Peptides can aggregate into ordered structures with different morphologies. The aggregation mechanism and evolving structures are the subject of intense research. In this paper we have used molecular dynamics to examine the sequence-dependence of aggregation kinetics for three short peptides: octaalanine (Ala8), octaasparagine (Asn8), and the heptapeptide GNNQQNY (abbreviated as GNN). First, we compared the aggregation of 20 randomly distributed peptides using the coarse-grained MARTINI force field and the atomistic OPLS-AA force field. We found that the MARTINI and OPLS-AA aggregation kinetics are similar for Ala8, Asn8, and GNN. Second, we used the MARTINI force field to study the early stages of aggregation kinetics for a larger system with 72 peptides. In the initial stage of aggregation small clusters grow by monomer addition.

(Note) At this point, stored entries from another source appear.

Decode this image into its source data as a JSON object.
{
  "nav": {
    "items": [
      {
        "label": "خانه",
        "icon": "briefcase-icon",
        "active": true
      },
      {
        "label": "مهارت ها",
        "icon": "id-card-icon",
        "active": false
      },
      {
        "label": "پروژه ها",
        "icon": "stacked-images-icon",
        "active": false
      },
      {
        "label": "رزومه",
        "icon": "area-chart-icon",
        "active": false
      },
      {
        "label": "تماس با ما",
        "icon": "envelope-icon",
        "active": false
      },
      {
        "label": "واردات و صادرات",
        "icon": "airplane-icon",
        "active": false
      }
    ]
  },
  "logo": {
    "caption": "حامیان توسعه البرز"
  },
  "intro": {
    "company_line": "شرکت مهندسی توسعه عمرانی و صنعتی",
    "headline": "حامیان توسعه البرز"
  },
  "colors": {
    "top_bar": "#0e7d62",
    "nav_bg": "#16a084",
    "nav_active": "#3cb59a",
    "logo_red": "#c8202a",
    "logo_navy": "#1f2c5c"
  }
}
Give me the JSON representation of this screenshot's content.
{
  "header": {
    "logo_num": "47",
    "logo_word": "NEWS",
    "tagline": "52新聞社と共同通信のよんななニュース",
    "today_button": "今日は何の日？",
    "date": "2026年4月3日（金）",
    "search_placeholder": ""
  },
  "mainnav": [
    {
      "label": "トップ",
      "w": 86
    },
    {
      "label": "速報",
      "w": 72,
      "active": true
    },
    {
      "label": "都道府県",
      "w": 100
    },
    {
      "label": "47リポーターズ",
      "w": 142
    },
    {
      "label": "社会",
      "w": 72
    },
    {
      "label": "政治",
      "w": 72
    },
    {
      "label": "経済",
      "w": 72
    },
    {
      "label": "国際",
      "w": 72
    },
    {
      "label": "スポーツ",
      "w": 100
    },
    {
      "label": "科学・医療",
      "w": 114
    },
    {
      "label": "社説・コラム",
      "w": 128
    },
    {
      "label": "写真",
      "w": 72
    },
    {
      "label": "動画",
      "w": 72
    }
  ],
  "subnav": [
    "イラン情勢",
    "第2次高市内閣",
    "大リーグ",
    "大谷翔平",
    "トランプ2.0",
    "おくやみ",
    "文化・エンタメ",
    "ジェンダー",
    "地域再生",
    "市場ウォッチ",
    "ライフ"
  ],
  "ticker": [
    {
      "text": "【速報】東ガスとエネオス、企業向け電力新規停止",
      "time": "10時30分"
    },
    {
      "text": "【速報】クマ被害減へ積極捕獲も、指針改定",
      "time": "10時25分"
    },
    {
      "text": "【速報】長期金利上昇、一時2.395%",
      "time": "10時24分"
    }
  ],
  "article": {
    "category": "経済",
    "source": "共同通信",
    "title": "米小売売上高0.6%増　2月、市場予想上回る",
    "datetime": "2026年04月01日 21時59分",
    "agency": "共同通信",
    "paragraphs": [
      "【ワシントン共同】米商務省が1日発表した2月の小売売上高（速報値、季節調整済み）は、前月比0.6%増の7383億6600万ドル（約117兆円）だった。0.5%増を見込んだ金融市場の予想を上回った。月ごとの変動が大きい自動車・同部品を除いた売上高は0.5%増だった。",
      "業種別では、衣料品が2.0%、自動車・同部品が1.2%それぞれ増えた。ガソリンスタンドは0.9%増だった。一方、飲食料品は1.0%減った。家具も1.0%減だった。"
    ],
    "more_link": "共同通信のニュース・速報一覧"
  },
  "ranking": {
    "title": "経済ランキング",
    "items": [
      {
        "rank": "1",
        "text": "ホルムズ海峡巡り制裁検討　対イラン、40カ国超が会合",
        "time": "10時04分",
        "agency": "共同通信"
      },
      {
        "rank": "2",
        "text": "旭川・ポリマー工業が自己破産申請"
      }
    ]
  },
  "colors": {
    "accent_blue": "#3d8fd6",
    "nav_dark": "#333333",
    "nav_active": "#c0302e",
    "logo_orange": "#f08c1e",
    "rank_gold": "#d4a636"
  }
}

In the second stage, when the free monomers are depleted, the dominant cluster growth path is cluster-cluster coalescence. We quantified the aggregation kinetics in terms of rate equations. Our study shows that the initial aggregation kinetics are similar for Ala8, Asn8, and GNN but the molecular details can be different, especially for MARTINI Ala8. We hypothesize that peptide aggregation proceed in two steps. In the first step amorphous aggregates are formed, and then, in the second step, they reorganize into ordered structures. We conclude that sequence-specific differences show up in the second step of aggregation.